Intro
In short this document’s goal is to help us BE CONSISTENT.
The point of having style guidelines is to have a common vocabulary of coding so people can concentrate on what you’re saying rather than on how you’re saying it. We present global style rules here so people know the vocabulary, but local style is also important. If code you add to a file looks drastically different from the existing code around it, it throws readers out of their rhythm when they go to read it. Avoid this.
Principals
It is important to note the development philosophies and tid-bits that drive the quality of code we write. Below we detail a few of the guiding principles we use to ensure our code quality is consistent and uniform across all our products.
On the topic of who we are writing code for:
Any fool can write code that a computer can understand. Good programmers write code that humans can understand.
— Kent Beck, Refactoring: Improving the Design of Existing Code
On the topic of writing replaceable code:
Don’t make software “maintainable” or “extensible”; make it replaceable. Instead of wasting time trying to predict a future that will never happen, design software parts to be easily replaceable…
Andy’s Law of Design: If you can’t rip every piece out easily, then the design sucks.

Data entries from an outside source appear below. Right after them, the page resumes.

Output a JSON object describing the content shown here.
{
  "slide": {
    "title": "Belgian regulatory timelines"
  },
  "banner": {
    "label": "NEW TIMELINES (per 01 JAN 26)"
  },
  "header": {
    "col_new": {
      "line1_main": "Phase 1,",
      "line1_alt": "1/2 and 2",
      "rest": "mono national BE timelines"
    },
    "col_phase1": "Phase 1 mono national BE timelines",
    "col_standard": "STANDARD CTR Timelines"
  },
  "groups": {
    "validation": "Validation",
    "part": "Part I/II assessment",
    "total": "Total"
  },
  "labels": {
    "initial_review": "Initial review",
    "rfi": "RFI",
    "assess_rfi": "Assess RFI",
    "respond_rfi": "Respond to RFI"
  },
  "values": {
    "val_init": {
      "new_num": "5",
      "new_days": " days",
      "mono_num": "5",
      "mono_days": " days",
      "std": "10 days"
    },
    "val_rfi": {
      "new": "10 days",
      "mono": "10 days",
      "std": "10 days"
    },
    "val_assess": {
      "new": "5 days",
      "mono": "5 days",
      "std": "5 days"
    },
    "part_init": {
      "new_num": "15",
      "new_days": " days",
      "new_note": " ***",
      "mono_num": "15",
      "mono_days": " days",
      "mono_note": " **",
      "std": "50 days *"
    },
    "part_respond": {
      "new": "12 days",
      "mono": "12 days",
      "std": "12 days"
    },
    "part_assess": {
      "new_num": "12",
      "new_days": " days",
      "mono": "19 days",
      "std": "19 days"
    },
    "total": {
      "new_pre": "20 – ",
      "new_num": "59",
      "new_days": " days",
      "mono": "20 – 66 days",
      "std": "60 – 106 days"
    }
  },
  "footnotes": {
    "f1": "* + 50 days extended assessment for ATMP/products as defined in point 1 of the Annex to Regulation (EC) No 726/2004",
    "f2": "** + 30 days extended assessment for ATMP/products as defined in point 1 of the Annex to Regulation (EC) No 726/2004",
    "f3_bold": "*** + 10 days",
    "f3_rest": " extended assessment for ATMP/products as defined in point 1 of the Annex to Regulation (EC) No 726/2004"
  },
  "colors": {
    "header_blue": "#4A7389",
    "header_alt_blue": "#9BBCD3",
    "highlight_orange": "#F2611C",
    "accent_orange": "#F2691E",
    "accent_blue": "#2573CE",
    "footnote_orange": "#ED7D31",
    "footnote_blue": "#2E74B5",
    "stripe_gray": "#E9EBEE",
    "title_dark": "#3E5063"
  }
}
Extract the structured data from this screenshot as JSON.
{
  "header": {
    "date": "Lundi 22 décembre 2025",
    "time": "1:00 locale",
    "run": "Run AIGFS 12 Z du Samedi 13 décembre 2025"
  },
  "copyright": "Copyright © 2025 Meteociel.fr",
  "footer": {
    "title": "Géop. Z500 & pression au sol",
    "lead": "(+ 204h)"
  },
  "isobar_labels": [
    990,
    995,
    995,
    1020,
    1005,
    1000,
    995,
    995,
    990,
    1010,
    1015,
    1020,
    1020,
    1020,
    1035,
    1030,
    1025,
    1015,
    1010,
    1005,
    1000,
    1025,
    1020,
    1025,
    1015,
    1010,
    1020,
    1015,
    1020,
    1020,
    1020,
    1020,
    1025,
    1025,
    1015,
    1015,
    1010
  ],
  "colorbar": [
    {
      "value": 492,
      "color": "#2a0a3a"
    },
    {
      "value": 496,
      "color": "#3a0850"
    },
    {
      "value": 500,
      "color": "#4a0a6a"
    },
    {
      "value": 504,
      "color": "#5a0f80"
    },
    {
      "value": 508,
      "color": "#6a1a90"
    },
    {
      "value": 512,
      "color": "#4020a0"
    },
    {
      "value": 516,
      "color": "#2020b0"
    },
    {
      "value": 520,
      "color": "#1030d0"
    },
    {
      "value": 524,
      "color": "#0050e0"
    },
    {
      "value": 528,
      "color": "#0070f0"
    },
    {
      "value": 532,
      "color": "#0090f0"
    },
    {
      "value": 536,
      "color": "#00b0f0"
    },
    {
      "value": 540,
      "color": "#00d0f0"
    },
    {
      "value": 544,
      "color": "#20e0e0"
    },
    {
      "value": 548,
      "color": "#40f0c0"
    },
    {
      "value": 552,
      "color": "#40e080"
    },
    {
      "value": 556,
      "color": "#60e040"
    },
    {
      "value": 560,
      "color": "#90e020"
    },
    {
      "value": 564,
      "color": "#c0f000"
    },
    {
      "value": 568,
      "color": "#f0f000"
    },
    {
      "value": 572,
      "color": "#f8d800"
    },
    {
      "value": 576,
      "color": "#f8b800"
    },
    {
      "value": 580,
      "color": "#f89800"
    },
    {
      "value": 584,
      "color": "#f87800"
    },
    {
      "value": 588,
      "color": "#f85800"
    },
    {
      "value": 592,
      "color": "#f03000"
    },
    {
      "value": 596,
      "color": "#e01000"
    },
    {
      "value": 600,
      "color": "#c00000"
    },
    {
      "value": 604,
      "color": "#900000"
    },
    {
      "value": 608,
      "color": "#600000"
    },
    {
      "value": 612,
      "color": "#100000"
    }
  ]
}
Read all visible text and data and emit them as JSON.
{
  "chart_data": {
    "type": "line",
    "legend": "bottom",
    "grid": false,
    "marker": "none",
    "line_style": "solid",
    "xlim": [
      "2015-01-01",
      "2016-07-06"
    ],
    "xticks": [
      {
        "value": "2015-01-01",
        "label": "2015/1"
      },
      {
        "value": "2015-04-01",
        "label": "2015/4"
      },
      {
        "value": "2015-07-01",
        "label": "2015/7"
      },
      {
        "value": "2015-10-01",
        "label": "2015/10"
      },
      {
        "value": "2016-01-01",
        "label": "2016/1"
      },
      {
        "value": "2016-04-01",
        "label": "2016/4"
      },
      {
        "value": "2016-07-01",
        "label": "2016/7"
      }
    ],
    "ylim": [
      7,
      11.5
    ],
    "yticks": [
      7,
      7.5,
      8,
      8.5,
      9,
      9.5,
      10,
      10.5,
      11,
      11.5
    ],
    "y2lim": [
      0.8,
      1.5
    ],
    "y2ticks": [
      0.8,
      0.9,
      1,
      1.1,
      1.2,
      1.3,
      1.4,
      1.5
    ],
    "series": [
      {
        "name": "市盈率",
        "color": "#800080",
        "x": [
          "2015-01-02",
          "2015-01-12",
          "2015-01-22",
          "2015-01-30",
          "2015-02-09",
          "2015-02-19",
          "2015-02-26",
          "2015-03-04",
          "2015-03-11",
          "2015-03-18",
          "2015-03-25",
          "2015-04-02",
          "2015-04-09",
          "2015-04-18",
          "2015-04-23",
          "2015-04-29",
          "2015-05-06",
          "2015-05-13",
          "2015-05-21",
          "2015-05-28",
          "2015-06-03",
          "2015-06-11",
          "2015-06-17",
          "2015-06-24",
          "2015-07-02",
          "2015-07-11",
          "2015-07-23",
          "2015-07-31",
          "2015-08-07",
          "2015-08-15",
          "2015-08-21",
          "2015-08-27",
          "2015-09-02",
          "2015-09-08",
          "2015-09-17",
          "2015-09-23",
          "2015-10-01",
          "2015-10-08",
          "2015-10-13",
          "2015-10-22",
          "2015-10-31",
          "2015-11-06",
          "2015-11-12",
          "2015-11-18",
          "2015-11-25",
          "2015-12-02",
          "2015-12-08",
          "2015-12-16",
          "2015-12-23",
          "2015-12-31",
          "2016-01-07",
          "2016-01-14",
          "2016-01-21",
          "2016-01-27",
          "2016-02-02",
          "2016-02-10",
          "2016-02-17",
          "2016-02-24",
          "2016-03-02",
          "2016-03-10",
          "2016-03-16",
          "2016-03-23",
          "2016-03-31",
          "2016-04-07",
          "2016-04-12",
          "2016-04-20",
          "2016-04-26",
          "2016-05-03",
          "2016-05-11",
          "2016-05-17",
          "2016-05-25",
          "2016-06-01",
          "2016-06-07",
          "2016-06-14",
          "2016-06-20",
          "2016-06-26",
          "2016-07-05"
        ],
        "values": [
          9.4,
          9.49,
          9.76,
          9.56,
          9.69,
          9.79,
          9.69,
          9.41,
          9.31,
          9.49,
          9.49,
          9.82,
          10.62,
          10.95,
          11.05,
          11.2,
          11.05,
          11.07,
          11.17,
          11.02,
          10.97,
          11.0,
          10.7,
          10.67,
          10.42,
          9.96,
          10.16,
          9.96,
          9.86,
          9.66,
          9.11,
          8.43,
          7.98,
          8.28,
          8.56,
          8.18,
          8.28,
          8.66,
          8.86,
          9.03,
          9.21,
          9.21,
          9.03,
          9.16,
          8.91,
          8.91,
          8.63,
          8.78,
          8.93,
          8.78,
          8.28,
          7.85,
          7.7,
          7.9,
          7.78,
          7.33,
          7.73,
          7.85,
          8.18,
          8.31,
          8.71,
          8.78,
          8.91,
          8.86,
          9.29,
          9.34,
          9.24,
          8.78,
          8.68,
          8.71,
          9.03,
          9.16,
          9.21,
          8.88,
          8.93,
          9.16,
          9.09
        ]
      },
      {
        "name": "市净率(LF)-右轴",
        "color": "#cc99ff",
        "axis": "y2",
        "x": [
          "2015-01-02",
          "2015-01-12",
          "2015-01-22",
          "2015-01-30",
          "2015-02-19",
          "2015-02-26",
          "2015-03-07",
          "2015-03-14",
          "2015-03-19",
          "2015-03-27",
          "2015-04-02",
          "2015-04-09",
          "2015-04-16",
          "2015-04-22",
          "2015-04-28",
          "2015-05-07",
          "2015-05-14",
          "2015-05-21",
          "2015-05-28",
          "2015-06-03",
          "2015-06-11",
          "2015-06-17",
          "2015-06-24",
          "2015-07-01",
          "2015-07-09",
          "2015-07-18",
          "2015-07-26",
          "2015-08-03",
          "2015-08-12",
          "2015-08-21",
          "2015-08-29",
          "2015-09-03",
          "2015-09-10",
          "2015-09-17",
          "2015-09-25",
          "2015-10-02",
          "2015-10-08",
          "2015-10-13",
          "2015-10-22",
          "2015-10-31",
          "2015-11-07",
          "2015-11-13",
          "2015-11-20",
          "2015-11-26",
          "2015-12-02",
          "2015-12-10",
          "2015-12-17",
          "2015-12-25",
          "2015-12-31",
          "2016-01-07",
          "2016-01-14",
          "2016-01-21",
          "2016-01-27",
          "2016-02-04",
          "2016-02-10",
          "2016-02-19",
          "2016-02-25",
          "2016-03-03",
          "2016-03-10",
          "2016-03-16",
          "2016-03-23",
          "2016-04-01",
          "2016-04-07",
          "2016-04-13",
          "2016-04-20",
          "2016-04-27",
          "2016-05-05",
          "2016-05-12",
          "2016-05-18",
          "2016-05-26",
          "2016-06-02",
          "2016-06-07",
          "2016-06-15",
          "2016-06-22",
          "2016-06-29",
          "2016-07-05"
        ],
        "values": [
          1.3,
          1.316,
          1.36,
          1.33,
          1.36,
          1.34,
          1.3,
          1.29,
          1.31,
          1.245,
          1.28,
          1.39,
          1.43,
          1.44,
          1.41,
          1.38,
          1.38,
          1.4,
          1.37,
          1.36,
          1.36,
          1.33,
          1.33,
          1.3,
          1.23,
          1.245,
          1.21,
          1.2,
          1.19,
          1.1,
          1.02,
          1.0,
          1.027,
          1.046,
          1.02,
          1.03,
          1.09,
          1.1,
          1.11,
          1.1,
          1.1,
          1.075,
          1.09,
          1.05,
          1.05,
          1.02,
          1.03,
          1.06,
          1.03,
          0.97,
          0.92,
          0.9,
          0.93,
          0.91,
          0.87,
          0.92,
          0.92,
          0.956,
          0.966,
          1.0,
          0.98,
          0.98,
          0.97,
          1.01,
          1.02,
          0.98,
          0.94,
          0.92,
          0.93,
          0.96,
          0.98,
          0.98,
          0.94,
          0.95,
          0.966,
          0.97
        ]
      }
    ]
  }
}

— Andy Hunt, The Four Keys to Rapid Response Software Development
Although the name of the talk sounds a bit like clickbait, Kevlin Henney’s - Seven Ineffective Coding Habits of Many Programmers is a tremendous light-hearted talk about practical and readability-oriented code structure. I highly recommend that you give a quick listen to this talk to hear a typically uncommon perspective on the overall design of code and how developers interact with it. I’m hoping it will inspire us to be a bit more considerate to the developers who come after us.